Want to see an example of how standards work in everyday life? Try this simple test in your office:

  • Walk into your communal kitchen or eating area and look around. If this were your home, would you find the state it’s in, acceptable? 
  • If you cleaned it to match your home standard, do you think it would stay that way, or would you find yourself cleaning again the next day?
  • Now consider what actions would be needed to get everyone to maintain the same standard—ensuring no one leaves cups in the sink, that the dishwasher is turned on at the end of the day, and that food isn’t left scattered after a meeting.

If you’ve thought through all three of these steps, ask yourself: Isn’t this exactly how Technical Debt builds up in Engineering projects?

  • If small things are left unchecked, they become the norm.
  • If nobody takes ownership, bad habits persist.
  • If Systems aren’t in place to hold the team accountable, standards erode.

The Call to Action: What’s Your Standard?

So, ask yourself and your team: What standard do we walk by?

Are you part of a culture that tolerates Technical Debt, or are you actively working to control and reduce it?
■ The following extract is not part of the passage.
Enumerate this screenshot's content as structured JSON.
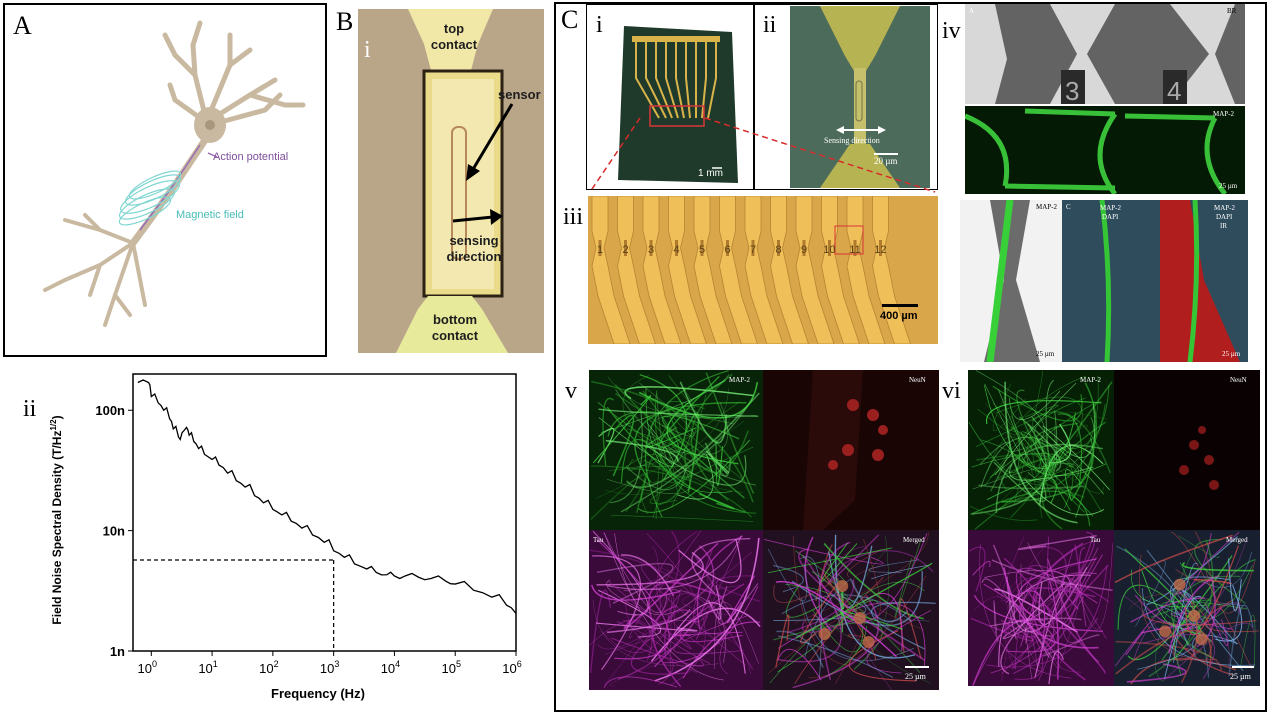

The reality is that every Engineering decision either reinforces or challenges the status quo. The companies and teams that thrive are the ones that refuse to let Technical Debt spiral out of control.


Start Today:

  • Conduct an audit of your Technical Debt using our FREE Technical Debt Audit Checklist.
  • Prioritise areas that need immediate attention. 
  • Establish a plan to pay it down incrementally.

The standard you walk past is the standard you accept.